Возможно, только неожиданно погрустневшее лицо Ульяны и сподвигло ошеломленного отца Евлампия на ответ. Запинаясь, он пробормотал:

– Дочь моя, грех аборта страшнее убийства. Ибо он не только лишает жизни ребенка, но и лишает его возможности принять Таинство Святого Крещения…

– Да я не об этом,– нетерпеливо отмахнулась Ульяна, не дослушав. – Аборт – это тяжкий грех, об этом каждая школьница знает, батюшка. А вот если женщине не дают даже зачать ребенка? Это грех или нет?

– А яко же, – перешел от смущения на старославянский батюшка. – Это великий грех перед Богом – препятствовать зачатию.

– Любыми средствами? – уточнила Ульяна.

– Любыми, – укрепившись духом, подтвердил отец Евлампий.

Ульяна торжествующе улыбнулась и заявила:

– Я так и знала! – После чего проникновенно добавила: – Спасибо вам, батюшка! Вы мне очень помогли.

Они помолчали. Отец Евлампий, растерянно поморгав глазами, все-таки не смог преодолеть искушения и полюбопытствовал:

– Дочь моя, не мое, это, конечно, дело, но исповедуйся, как на духу.

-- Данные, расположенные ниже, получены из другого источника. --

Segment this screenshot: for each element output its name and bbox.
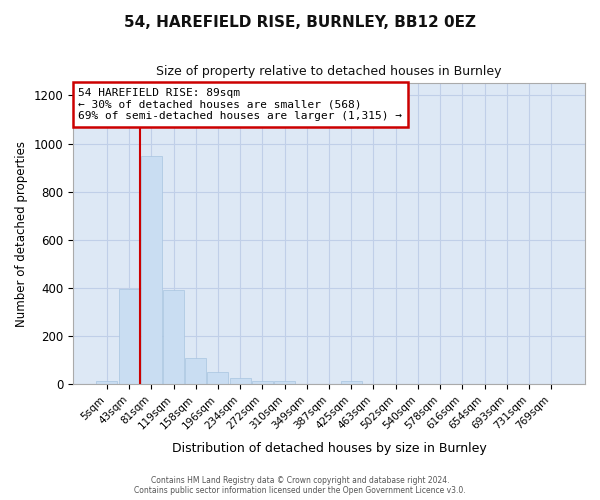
Title: Size of property relative to detached houses in Burnley: Size of property relative to detached ho… [156, 65, 502, 78]
Bar [252, 380, 273, 384]
Text: Contains HM Land Registry data © Crown copyright and database right 2024.
Contai: Contains HM Land Registry data © Crown c… [134, 476, 466, 495]
Bar [96, 381, 118, 384]
Bar [119, 289, 140, 384]
Bar [341, 382, 362, 384]
Text: 54, HAREFIELD RISE, BURNLEY, BB12 0EZ: 54, HAREFIELD RISE, BURNLEY, BB12 0EZ [124, 15, 476, 30]
Bar [208, 372, 229, 384]
Bar [274, 381, 295, 384]
Bar [230, 378, 251, 384]
Text: 54 HAREFIELD RISE: 89sqm
← 30% of detached houses are smaller (568)
69% of semi-: 54 HAREFIELD RISE: 89sqm ← 30% of detach… [78, 88, 402, 121]
Bar [163, 290, 184, 384]
Y-axis label: Number of detached properties: Number of detached properties [15, 141, 28, 327]
Bar [185, 358, 206, 384]
Bar [141, 156, 162, 384]
X-axis label: Distribution of detached houses by size in Burnley: Distribution of detached houses by size … [172, 442, 487, 455]
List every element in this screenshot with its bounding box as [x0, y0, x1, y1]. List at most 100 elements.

Кто-то не дает тебе зачать ребеночка?

– Мне? – глядя на него невинными глазами, спросила Ульяна. Но говорила уже не она, а Дэнди.

Плох тот танцор фламенко, на которого никогда не сходил дух этого древнего испанского танца, называемый дуэнде. Одержимый им танцор творит на сцене чудеса, вызывая у зрителей восторг своим искусством. Но, однажды посетив Ульяну, дуэнде по каким-то причинам так и не покинул ее. Привыкнув к его существованию внутри себя, Ульяна даже дала ему имя, назвав, не мудрствуя лукаво, Дэнди. И теперь живший в ней бесенок требовал вознаграждения за долгое смирение. Решив не быть слишком строгой, Ульяна уступила ему.

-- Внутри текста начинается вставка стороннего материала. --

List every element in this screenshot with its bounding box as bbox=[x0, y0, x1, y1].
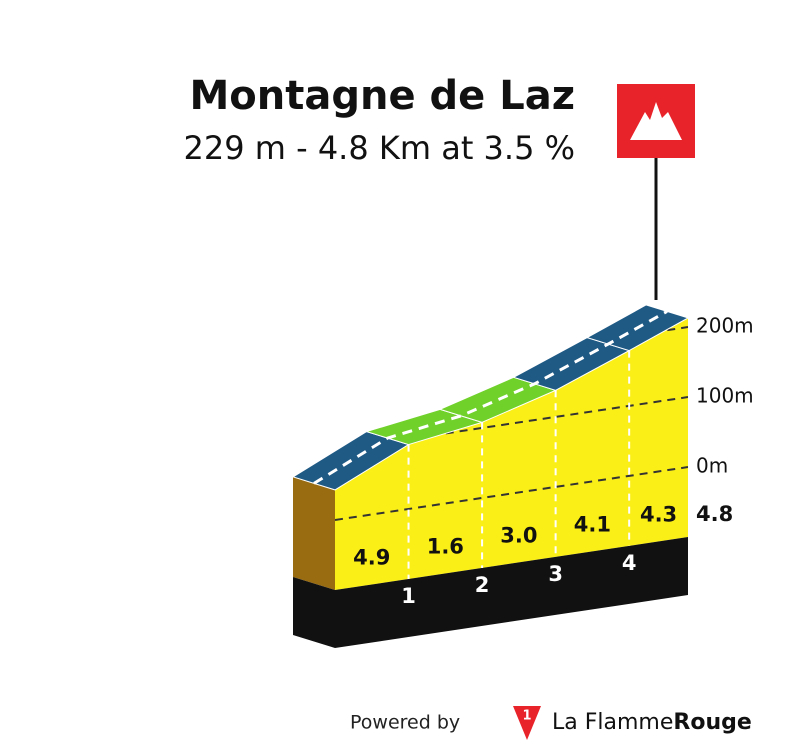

Опустив глаза, кротким голосом она произнесла:

– Да что вы, батюшка! У меня другая беда.

– И какая же, дочь моя? – не удержался отец Евлампий от вопроса. И немедленно был наказан за свое любопытство.

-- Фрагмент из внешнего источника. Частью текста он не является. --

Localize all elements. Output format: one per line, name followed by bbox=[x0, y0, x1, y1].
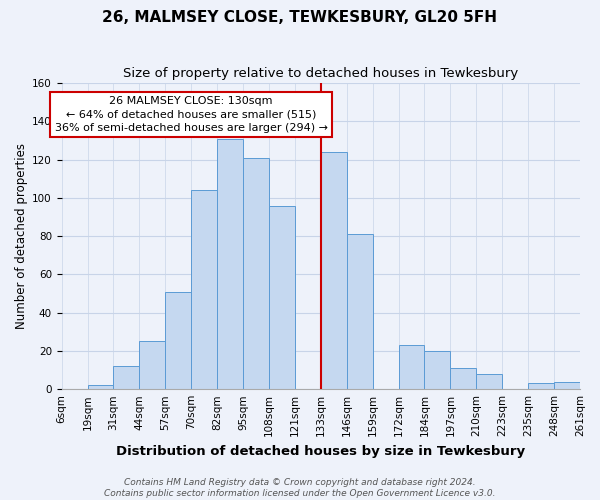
Bar bbox=[113, 366, 139, 389]
Bar bbox=[269, 206, 295, 389]
Bar bbox=[554, 382, 580, 389]
Text: 26, MALMSEY CLOSE, TEWKESBURY, GL20 5FH: 26, MALMSEY CLOSE, TEWKESBURY, GL20 5FH bbox=[103, 10, 497, 25]
Bar bbox=[243, 158, 269, 389]
Bar bbox=[139, 342, 166, 389]
Text: Contains HM Land Registry data © Crown copyright and database right 2024.
Contai: Contains HM Land Registry data © Crown c… bbox=[104, 478, 496, 498]
Bar bbox=[88, 386, 113, 389]
Bar bbox=[321, 152, 347, 389]
Bar bbox=[476, 374, 502, 389]
Bar bbox=[398, 345, 424, 389]
Text: 26 MALMSEY CLOSE: 130sqm
← 64% of detached houses are smaller (515)
36% of semi-: 26 MALMSEY CLOSE: 130sqm ← 64% of detach… bbox=[55, 96, 328, 133]
Bar bbox=[424, 351, 451, 389]
X-axis label: Distribution of detached houses by size in Tewkesbury: Distribution of detached houses by size … bbox=[116, 444, 526, 458]
Bar bbox=[347, 234, 373, 389]
Bar bbox=[217, 138, 243, 389]
Bar bbox=[166, 292, 191, 389]
Bar bbox=[451, 368, 476, 389]
Bar bbox=[191, 190, 217, 389]
Bar bbox=[528, 384, 554, 389]
Y-axis label: Number of detached properties: Number of detached properties bbox=[15, 143, 28, 329]
Title: Size of property relative to detached houses in Tewkesbury: Size of property relative to detached ho… bbox=[123, 68, 518, 80]
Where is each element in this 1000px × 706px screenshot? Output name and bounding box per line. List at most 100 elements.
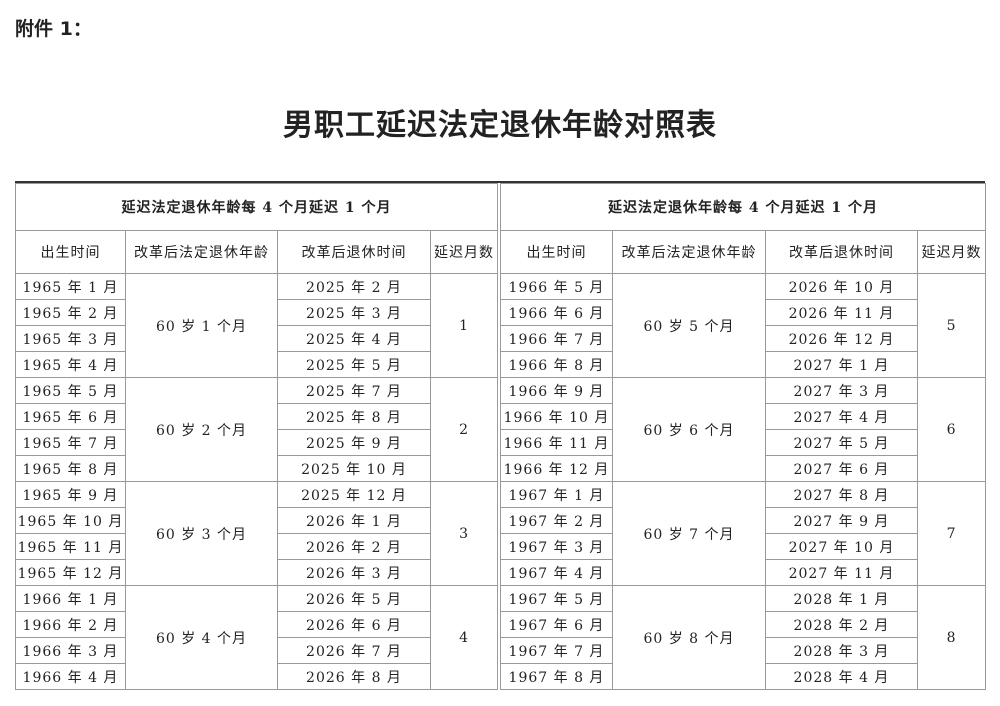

– Я ведьма, поэтому зачать не могу, – горестно вздохнув, ответила Ульяна. – Бесплодные мы, ведьмы. Уж вам ли не знать, батюшка!

Отец Евлампий открыл было рот, но не смог произнести ни слова, и снова закрыл его, словно рыба, издав громкий чмокающий звук.

– Я вот что хотела спросить, батюшка, – вдохновенно продолжала Ульяна. – Если ведьма примет таинство святого крещения, то сможет ли она после этого зачать? У нас всякое об этом говорят, а вот что вы думаете?

Пышущее здоровьем румяное личико отца Евлампия приобрело серый оттенок. Он троекратно осенил себя крестным знамением, повернулся и почти побежал по аллее, часто семеня короткими ножками. Ряса мешала ему, и он приподнимал ее руками. Тяжелая железная дверь, ведущая в башню, где когда-то томилась в заточении одна из царственных особ, с тяжким грохотом захлопнулась за его спиной.

Глядя ему вслед, Ульяна невольно рассмеялась.

– Flota como una mariposa, pica como una abeja, – вздохнув, произнесла она. В переводе с испанского это означало: «Порхай как бабочка, жаль как пчела».

После чего она с возмущением спросила у Дэнди:

– Ну, теперь ты доволен?

Но ответа так и не дождалась. Лукавый дух хорошо знал, что когда хозяйка сердится на его проделки, то лучше промолчать.

Глава 4

Пора было возвращаться в привычную, мирскую жизнь. Но Ульяна почему-то медлила, как будто что-то удерживало ее в Новодевичьем монастыре, который еще совсем недавно внушал ей панический ужас.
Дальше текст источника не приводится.